Blumerich found another one on eBay and purchased it as is. They tested it and it seemed to work. Then they brought it out this week and installed it to make sure it worked on our system and it did. It ran a little hot (high voltage) but within specification. They took it back out and tuned it down and then put the original power supply back in.

So right now we have a spare power supply again for the page bridge. As we are well aware, it is a used part of equal age of the system and has no warranty. Therefore when and if it is needed, there is no guarantee that it will work for long. But at least we have a backup unit again.

Also we ordered two new power supplies from Motorola for the nucleolus that failed in Lapeer last weekend and we’ll have them in hand on Tuesday.

Paging System

On Saturday, June 19,  the paging system for fire departments and Lapeer County EMS partially went down in the area of the Lapeer tower. The Imlay City and North Branch tower areas were unaffected. It was a combination problem of a faulty power supply and a circuit board called a nucleolus, which is the “brain” of the paging system. Each site has its own nucleolus, which allows them to continue to operate though one site is down. Fortunately we had several spare power supplies and one spare nucleolus.

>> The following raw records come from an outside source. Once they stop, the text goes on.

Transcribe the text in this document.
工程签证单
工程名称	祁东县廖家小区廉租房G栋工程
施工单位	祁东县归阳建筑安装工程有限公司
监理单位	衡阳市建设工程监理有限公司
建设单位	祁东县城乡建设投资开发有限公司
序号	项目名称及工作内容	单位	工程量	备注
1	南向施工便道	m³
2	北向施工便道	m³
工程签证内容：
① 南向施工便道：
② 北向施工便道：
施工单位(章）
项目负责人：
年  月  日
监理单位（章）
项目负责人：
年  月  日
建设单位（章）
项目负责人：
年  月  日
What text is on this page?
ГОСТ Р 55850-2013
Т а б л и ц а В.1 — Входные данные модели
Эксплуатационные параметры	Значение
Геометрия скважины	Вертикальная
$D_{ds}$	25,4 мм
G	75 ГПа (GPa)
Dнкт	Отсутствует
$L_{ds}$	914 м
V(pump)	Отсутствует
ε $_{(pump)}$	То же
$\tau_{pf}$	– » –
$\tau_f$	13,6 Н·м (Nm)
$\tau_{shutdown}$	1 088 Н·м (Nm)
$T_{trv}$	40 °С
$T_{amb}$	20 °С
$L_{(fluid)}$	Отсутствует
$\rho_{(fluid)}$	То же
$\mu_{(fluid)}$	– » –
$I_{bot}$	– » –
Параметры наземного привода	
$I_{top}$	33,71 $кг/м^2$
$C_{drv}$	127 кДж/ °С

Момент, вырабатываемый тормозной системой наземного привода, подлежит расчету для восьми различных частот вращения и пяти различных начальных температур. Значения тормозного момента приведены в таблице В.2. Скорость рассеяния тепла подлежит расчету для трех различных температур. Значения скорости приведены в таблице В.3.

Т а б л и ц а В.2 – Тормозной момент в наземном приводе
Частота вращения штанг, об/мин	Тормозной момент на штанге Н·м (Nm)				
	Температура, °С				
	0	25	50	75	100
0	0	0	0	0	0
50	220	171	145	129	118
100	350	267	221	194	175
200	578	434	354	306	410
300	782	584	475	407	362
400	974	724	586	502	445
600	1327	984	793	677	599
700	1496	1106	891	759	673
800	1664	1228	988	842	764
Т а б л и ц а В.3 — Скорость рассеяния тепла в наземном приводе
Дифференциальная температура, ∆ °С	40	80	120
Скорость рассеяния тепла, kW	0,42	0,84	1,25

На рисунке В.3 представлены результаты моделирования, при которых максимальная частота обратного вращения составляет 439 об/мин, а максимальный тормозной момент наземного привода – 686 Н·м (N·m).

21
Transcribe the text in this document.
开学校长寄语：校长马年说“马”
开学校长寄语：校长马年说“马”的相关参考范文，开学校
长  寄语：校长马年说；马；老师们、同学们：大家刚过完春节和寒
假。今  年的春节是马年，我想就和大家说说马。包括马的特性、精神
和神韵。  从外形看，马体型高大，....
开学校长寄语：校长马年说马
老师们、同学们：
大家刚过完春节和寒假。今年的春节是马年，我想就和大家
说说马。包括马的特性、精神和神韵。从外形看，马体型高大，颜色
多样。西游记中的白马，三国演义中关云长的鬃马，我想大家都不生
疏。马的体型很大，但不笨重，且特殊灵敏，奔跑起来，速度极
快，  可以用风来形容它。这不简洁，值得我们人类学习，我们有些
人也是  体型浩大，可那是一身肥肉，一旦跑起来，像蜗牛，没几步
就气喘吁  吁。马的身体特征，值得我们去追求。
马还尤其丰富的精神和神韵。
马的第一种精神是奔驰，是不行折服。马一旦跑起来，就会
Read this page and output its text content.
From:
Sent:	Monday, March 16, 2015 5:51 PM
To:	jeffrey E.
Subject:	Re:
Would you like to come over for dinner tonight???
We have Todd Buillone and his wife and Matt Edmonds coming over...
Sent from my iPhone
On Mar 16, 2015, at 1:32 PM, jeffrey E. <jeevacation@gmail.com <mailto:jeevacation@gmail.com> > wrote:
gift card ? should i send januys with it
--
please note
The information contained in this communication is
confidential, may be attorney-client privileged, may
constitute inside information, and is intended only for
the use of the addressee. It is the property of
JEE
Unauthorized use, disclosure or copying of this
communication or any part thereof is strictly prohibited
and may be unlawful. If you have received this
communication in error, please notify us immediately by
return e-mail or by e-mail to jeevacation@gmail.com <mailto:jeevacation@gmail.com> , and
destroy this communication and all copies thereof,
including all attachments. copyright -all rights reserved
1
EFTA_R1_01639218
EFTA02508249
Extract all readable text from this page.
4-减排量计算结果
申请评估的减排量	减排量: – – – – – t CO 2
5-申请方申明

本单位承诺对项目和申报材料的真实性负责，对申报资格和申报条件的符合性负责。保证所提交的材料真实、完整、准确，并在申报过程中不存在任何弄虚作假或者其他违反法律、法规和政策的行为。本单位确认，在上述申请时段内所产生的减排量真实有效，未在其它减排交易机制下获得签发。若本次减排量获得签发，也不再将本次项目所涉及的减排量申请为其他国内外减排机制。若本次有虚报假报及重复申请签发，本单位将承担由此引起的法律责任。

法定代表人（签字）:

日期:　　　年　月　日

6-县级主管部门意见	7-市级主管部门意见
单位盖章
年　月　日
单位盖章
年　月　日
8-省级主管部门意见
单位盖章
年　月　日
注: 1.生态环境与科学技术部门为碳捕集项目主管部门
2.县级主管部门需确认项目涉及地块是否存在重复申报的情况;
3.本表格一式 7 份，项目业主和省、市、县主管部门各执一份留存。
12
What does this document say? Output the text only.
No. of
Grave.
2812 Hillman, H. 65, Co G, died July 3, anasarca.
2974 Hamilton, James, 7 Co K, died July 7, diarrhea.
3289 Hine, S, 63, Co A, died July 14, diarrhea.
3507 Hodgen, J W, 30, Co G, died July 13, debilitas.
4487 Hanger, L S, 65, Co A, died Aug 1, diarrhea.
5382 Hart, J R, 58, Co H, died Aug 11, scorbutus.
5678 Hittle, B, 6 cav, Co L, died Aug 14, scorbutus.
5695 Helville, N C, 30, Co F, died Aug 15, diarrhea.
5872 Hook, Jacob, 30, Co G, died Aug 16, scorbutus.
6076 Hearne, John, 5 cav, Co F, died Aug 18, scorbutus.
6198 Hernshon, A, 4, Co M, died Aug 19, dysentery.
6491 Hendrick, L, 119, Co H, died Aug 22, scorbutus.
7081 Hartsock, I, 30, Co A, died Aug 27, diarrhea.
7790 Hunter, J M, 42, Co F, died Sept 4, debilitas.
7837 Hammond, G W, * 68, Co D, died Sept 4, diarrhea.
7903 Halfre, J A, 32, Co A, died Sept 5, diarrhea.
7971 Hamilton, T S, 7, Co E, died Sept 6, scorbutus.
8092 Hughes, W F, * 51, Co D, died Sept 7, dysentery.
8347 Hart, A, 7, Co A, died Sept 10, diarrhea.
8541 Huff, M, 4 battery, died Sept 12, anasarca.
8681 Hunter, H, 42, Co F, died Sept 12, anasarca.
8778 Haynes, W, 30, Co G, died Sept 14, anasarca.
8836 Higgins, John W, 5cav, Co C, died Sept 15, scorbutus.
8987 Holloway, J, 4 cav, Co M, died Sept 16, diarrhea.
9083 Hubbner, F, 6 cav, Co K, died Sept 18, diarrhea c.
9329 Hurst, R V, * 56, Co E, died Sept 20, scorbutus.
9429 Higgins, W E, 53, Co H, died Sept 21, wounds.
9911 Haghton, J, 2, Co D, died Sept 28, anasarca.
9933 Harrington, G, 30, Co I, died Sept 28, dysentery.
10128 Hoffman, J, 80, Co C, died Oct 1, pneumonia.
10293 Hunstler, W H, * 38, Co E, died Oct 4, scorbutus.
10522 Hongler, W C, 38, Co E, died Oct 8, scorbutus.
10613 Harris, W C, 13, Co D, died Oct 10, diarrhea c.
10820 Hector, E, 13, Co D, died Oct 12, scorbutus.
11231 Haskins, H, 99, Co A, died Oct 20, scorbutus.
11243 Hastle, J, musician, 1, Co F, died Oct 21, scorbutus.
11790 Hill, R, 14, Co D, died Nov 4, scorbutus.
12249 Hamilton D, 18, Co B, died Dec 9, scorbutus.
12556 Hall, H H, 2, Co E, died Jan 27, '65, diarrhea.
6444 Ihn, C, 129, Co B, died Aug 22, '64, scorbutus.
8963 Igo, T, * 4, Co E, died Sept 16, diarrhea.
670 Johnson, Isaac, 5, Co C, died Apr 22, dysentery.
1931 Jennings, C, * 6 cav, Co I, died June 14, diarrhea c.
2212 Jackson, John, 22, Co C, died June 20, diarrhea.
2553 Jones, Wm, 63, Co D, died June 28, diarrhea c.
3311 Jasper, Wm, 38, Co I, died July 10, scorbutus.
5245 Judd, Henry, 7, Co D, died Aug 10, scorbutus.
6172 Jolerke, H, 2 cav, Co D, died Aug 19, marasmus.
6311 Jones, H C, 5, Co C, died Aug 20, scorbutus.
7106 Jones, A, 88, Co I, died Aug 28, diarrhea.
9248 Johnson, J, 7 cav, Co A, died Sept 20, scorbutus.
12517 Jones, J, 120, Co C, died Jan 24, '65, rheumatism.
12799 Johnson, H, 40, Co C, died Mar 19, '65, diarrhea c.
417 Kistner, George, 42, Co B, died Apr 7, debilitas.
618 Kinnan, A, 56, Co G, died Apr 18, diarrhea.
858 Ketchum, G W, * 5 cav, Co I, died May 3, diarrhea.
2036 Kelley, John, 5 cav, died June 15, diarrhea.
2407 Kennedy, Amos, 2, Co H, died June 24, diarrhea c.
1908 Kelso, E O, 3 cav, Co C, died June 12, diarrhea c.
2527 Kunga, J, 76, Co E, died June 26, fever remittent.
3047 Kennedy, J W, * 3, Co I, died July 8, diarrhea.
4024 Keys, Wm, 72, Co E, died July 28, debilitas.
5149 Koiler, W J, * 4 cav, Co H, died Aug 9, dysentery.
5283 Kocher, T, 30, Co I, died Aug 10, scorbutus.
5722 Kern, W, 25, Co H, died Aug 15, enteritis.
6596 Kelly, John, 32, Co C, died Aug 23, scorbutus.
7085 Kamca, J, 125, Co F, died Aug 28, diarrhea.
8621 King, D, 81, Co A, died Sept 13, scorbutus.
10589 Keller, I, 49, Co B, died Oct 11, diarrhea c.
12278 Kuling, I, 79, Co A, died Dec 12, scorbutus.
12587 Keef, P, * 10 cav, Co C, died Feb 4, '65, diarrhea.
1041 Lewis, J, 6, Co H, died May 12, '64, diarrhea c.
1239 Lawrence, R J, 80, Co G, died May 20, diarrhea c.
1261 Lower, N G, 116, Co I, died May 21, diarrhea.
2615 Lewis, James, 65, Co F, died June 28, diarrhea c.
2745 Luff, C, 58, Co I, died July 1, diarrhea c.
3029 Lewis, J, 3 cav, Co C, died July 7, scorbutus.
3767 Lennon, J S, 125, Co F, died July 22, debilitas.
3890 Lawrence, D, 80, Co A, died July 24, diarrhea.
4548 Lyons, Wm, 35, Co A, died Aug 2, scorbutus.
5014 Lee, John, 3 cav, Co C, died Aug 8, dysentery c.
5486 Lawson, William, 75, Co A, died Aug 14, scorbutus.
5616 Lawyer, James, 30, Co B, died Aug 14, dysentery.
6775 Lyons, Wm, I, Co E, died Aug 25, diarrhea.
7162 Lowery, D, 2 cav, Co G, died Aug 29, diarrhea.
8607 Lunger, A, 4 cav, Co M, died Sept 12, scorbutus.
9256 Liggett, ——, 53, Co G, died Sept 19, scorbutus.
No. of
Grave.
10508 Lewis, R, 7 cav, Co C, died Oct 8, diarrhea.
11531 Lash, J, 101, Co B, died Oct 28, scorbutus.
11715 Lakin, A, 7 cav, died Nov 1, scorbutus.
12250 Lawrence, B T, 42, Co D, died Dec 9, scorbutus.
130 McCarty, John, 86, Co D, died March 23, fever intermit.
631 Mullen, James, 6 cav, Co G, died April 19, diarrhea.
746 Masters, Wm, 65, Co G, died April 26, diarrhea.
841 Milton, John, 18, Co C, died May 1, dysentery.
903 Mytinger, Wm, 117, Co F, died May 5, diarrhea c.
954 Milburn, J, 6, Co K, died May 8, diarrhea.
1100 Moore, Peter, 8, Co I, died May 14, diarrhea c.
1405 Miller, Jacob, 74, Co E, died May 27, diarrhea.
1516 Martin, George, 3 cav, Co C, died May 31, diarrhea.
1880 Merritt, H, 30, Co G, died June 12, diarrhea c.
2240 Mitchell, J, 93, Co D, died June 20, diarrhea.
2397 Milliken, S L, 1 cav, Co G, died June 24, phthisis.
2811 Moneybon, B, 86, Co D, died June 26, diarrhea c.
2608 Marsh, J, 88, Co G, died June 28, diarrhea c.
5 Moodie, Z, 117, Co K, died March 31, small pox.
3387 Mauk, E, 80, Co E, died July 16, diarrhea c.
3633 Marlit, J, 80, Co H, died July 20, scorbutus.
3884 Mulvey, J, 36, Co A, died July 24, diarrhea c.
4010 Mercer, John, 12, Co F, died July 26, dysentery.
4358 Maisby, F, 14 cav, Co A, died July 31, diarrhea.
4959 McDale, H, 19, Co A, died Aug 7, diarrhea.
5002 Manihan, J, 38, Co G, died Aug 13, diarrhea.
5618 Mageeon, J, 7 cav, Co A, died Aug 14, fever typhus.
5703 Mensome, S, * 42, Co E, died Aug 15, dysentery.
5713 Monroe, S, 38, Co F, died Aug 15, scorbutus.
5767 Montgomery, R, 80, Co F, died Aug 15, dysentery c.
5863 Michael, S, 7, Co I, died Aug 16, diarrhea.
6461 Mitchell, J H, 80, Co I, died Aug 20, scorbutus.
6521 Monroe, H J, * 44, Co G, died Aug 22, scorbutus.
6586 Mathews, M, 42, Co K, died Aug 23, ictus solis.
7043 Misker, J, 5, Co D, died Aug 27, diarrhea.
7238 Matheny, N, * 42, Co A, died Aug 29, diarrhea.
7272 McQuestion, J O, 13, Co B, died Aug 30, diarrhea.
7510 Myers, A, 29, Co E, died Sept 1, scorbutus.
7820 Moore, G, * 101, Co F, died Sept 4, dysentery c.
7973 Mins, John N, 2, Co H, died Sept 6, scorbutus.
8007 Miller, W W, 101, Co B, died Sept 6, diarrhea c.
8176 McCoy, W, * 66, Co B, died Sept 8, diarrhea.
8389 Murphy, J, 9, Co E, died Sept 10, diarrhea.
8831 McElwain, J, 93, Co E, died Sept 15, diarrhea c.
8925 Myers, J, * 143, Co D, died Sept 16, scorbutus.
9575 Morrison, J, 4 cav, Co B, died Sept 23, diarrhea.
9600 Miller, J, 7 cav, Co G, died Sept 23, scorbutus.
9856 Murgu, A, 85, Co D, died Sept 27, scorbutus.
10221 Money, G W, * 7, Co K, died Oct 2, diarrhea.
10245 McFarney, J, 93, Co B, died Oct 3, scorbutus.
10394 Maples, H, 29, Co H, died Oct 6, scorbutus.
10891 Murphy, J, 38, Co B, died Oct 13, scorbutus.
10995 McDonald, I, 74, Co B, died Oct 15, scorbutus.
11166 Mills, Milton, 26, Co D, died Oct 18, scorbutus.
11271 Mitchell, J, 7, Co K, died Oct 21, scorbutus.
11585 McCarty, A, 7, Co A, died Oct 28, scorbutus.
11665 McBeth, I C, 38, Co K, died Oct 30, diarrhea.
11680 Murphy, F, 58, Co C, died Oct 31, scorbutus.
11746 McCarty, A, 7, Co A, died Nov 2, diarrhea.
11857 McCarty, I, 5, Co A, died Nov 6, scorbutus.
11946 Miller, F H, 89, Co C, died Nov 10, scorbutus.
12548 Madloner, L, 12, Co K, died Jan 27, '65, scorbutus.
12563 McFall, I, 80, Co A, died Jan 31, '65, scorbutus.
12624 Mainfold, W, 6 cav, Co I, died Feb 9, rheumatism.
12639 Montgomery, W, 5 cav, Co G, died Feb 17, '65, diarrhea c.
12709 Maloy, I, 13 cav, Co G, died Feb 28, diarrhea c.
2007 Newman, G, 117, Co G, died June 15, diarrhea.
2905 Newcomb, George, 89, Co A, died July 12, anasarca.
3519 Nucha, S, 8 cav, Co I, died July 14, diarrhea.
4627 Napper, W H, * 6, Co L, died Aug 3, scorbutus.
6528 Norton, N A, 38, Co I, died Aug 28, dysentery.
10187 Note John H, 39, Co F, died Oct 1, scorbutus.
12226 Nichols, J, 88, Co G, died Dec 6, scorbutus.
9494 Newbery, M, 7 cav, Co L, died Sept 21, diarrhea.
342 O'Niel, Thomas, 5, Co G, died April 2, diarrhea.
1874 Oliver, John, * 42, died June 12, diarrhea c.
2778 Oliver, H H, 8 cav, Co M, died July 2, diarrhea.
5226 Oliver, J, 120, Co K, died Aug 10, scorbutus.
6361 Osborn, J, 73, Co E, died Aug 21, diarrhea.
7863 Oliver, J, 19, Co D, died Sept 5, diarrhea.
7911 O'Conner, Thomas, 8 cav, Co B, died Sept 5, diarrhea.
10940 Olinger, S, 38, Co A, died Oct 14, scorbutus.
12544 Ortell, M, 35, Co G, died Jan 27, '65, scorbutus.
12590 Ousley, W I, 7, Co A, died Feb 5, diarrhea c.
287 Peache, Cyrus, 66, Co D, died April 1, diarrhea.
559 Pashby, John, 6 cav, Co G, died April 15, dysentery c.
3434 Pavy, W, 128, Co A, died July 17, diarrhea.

We felt due to the concentration of population surrounding the Lapeer tower as opposed to the North Branch tower that we were going to pull the nucleolus from North Branch and put it in service in Lapeer to get paging back online in the area. Blumerich Communications (our radio shop) went to North Branch and pulled the parts and brought them to Lapeer. The boards proved to be a bit different from each site and when inserted wouldn’t work right. By all indications, it was only the nucleolus that was bad as both power supplies were working and showing faults, and the two cards (the nucleolus and another card) were not coming up. Working with several cards and different technical methods took quite some time. We found that the  first spare power supply we pulled out of storage turned out to be a bad unit and didn’t work. We were able to insert the original nucleolus into the Lapeer site with a second spare power supply and that brought it back online.

During this time, it was discovered that the nucleolus from the North Branch site was going bad as it would only power up and then go into a reset loop. By this time it was 2am. Earlier in the evening dispatch made phone calls to all the departments advising them of the situation. Sunday morning we returned after getting some rest and took the spare nucleolus back to North Branch. The spare nucleolus needed programming for our system and Blumerich had copied the proper settings from the working board in Lapeer before going to North Branch. Once the spare was programmed and inserted into the system we did a test page with Burlington Fire and people in Tuscola County and Marlette as well as in Lapeer received the page. After the successful page with Burlington it was confirmed that all sites were back online. We directed an ‘all call’ page for the entire county around 1200 on Sunday to alert the fire service that the system was back online at 100% for all three sites.

Additionally, all the Lapeer County EMS bases were on radio standby initially and then only the North Branch EMS base was required to be on radio standby, once the problem was diagnosed. Now all the bases are back on routine paging for calls.

The nucleolus board is an obsolete part and went off the Motorola contract several years ago. Had we not had a spare on hand, it is unlikely that we would be able to get another one or get one repaired. We are going to try and find another one, as well as try and repair the bad one. The nucleolus is a critical part of the paging system.

Coincidentally, earlier in the day Saturday we had a high temperature alarm in the Imlay City tower site. The A/C had gone out and the threshold of heat inside the radio room was exceeded. We contacted the County Buildings and Grounds department and they went out and fixed the problem. Though it was a high temperature, the systems were unaffected. This problem was completely separate and unrelated to the paging problem.